You may recall that the Old Testament Book of Wisdom is also called the Wisdom of Solomon as it is purported to be written and composed by King Solomon. If there is a pattern to the writings, it is one that begins with love and progresses to wisdom. The particular reading for the 31st Sunday in Ordinary Time accentuates two things about God that we know: God is omnipotent, and God is omnipresent. Because of this fact, it is almost impossible for us to truly conceive of God. We tend to want to put the Lord in human terms, and that is really not possible. It is like the difference between conditional and unconditional love. Stewardship calls us to unconditional love, the same love that God feels for us, but we are limited by human bounds so that, too often, our love has conditions.

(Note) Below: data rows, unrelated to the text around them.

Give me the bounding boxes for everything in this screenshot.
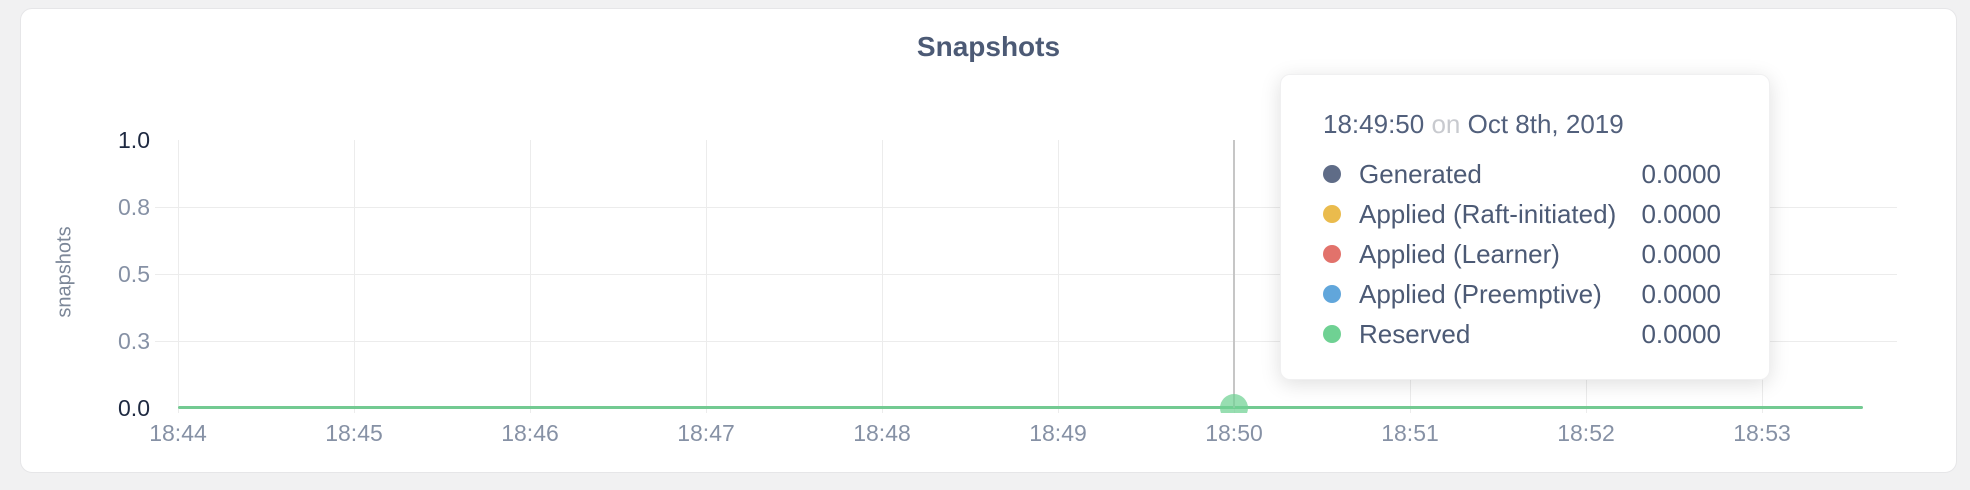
h-gridline <box>155 341 1897 342</box>
x-tick-label: 18:47 <box>677 420 735 446</box>
chart-tooltip: 18:49:50 on Oct 8th, 2019 Generated 0.000… <box>1280 74 1770 380</box>
chart-title: Snapshots <box>916 31 1061 62</box>
y-tick-label: 1.0 <box>118 127 150 153</box>
tooltip-row: Applied (Preemptive) 0.0000 <box>1323 274 1721 314</box>
v-gridline <box>882 140 883 413</box>
v-gridline <box>706 140 707 413</box>
tooltip-connector: on <box>1431 109 1461 139</box>
hover-point <box>1220 394 1248 413</box>
tooltip-row: Reserved 0.0000 <box>1323 314 1721 354</box>
series-line-reserved <box>178 406 1863 409</box>
legend-dot-icon <box>1323 325 1341 343</box>
legend-value: 0.0000 <box>1641 158 1721 189</box>
tooltip-row: Generated 0.0000 <box>1323 154 1721 194</box>
x-tick-label: 18:50 <box>1205 420 1263 446</box>
tooltip-date: Oct 8th, 2019 <box>1467 109 1624 139</box>
legend-value: 0.0000 <box>1641 278 1721 309</box>
legend-dot-icon <box>1323 285 1341 303</box>
legend-dot-icon <box>1323 245 1341 263</box>
v-gridline <box>178 140 179 413</box>
legend-value: 0.0000 <box>1641 238 1721 269</box>
tooltip-row: Applied (Learner) 0.0000 <box>1323 234 1721 274</box>
legend-value: 0.0000 <box>1641 318 1721 349</box>
legend-dot-icon <box>1323 205 1341 223</box>
tooltip-time: 18:49:50 <box>1323 109 1425 139</box>
x-tick-label: 18:52 <box>1557 420 1615 446</box>
legend-label: Applied (Preemptive) <box>1359 278 1602 309</box>
h-gridline <box>155 207 1897 208</box>
v-gridline <box>354 140 355 413</box>
y-tick-label: 0.5 <box>118 261 150 287</box>
y-tick-label: 0.3 <box>118 328 150 354</box>
x-tick-label: 18:48 <box>853 420 911 446</box>
tooltip-row: Applied (Raft-initiated) 0.0000 <box>1323 194 1721 234</box>
x-tick-label: 18:51 <box>1381 420 1439 446</box>
hover-point-clip <box>1220 394 1248 413</box>
legend-label: Applied (Raft-initiated) <box>1359 198 1617 229</box>
y-tick-label: 0.0 <box>118 395 150 421</box>
x-tick-label: 18:45 <box>325 420 383 446</box>
legend-label: Applied (Learner) <box>1359 238 1560 269</box>
x-tick-label: 18:46 <box>501 420 559 446</box>
v-gridline <box>1058 140 1059 413</box>
h-gridline <box>155 274 1897 275</box>
hover-guideline <box>1233 140 1235 408</box>
legend-label: Generated <box>1359 158 1482 189</box>
x-tick-label: 18:53 <box>1733 420 1791 446</box>
tooltip-timestamp: 18:49:50 on Oct 8th, 2019 <box>1323 109 1721 140</box>
x-tick-label: 18:44 <box>149 420 207 446</box>
legend-value: 0.0000 <box>1641 198 1721 229</box>
v-gridline <box>530 140 531 413</box>
y-tick-label: 0.8 <box>118 194 150 220</box>
legend-label: Reserved <box>1359 318 1471 349</box>
legend-dot-icon <box>1323 165 1341 183</box>
x-tick-label: 18:49 <box>1029 420 1087 446</box>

While contemplating the Book of Wisdom St. Bonaventure wrote, “God is the cause of everything.” St. Paul has these human limitations in mind as he writes to the Thessalonians in the second reading. Paul prays for those he is writing that they may remain both calm and constant in their faith. Anticipating what it means to live stewardship out, Paul urges the Thessalonians not to be overwhelmed by the power of God, but to reflect it and use it to make their own faith strong. Prayer — constant prayer — is a hallmark of good stewardship.
There are certain Biblical stories that seem to capture our imaginations and imprint our memories and understanding more than others. Jesus’ story about Zacchaeus falls into that category. In today’s Gospel from Luke we learn four notable things about Zacchaeus. First we discover that he is a “chief tax collector.” Next we gather that he is wealthy. Third, we realize that he is short, too short to see Jesus over the crowd. Before we explore the fourth key fact, we need to completely appreciate exactly who Zacchaeus was. As chief tax collector he worked for the Romans. In those times, the Roman rulers would give the tax collectors specific targets for what funds had to be raised. However, the arrangement they had with the tax collectors was that the collectors could keep whatever they raised over the specific objective.
Thus, we know how Zacchaeus became rich — by extorting additional funds from the people. We also come to understand why the tax collectors were despised. This is where the fourth significant fact about Zacchaeus comes into play, and it is this detail that provides Jesus’ reasoning as well as our stewardship thrust. Zacchaeus went through a major conversion. Stewardship involves conversion to a new way of life; a new way of life through the Lord. Zacchaeus sought Jesus, as we must do. It is because of his conversion that Jesus proclaims “salvation has come to this house.” Jesus calls us to stewardship, and He seeks us (“The Son of Man has come to seek and to save what was lost.”). Stewardship is our response to that.